Iran-Theater statt Teuerungsstopp

Parlament spielt Weltpolitik statt die Teuerung effektiv zu bekämpfen.

Sujetbild Iran - Ali Khamenei - Runway FoB AI
Redaktion

Während die heimische Bevölkerung unter der massiven Teuerungsrate ächzt, flüchten sich das Parlament lieber in moralisierende Fernostdebatten. Der außenpolitische Ausschuss verurteilt zwar einstimmig die Massaker im Iran, ignoriert dabei aber die existenzielle Not der eigenen Bürger durch die verfehlte Sanktionspolitik. Die zentrale Forderung nach der Listung der Revolutionsgarde als Terrororganisation ist auf EU-Ebene bereits Realität.

Der Auslöser: Ein Vier-Parteien-Antrag von ÖVP, SPÖ, NEOS und Grünen fordert lautstark maximalen Druck auf Teheran.

Wer sagt was:

  • Beate Meinl-Reisinger (Außenministerin, NEOS) begrüßt den Antrag als „klares Signal“ für ihre Arbeit.
  • Veit Dengler (Abgeordneter, NEOS) warnt vor einem regionalen Wettrüsten durch iranische Nuklearwaffen.

Das Sittenbild: Wien fungiert laut dem Nachrichtendienst DSN längst als bequemes Einfallstor für dubiose Akteure und Spionagetätigkeiten. Die Abgeordnete Meri Disoski (Grüne) fordert zwar die Ausweisung des Botschafters, scheitert aber am Widerstand der eigenen Koalition.

Zwischen den Zeilen:

  • Das Regime in Teheran nutzt die massive Repression als Vehikel zum Machterhalt.
  • Die heimische Diplomatie dient oft nur als Türöffner für wirkungslose Symbolpolitik.
  • Sicherheitsbehörden wie die DSN warnen seit Jahren vor Umtrieben im Umfeld der Botschaften.

Follow the money Petra Bayr (Abgeordnete, SPÖ) behauptet, es gäbe derzeit keine Haftungen oder Förderungen nach dem Ausfuhrförderungsgesetz.

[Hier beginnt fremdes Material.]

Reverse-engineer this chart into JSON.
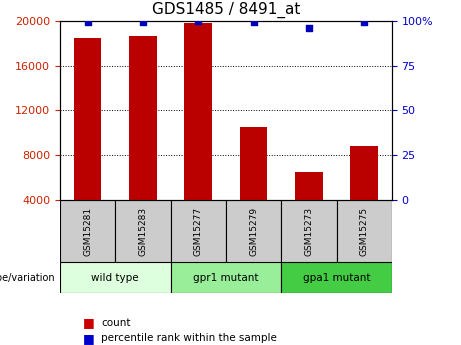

Dennoch belasten die indirekten Folgen der Sanktionsspirale das Budget der Bürger über die Energiepreise massiv.

Die andere Sicht Die Bundesregierung stellt die Sanktionen als alternativlose Maßnahme für die globale Sicherheit dar. Fakt ist jedoch: Ohne Realpolitik und Fokus auf Österreich First bleibt die Neutralität nur eine hohle Phrase.

Go Deeper: Irans digitale Revolutionsgarden und Irans gezielte Täuschung.

Warum das wichtig ist: Das Parlament verliert sich in moralisierenden Debatten, während die Teuerung unsere Bevölkerung systematisch erdrosselt. Wahre Souveränität beginnt beim Schutz der eigenen Geldbörsen, nicht bei diplomatischer Symbolpolitik auf Kosten der Steuerzahler. Eines muss dabei klar sein: Diese Resolution wird nicht einen einzigen Toten zum Leben erwecken. Und das Regime aus Teheran kann mitten in Wien völlig ungestört weiteroperieren.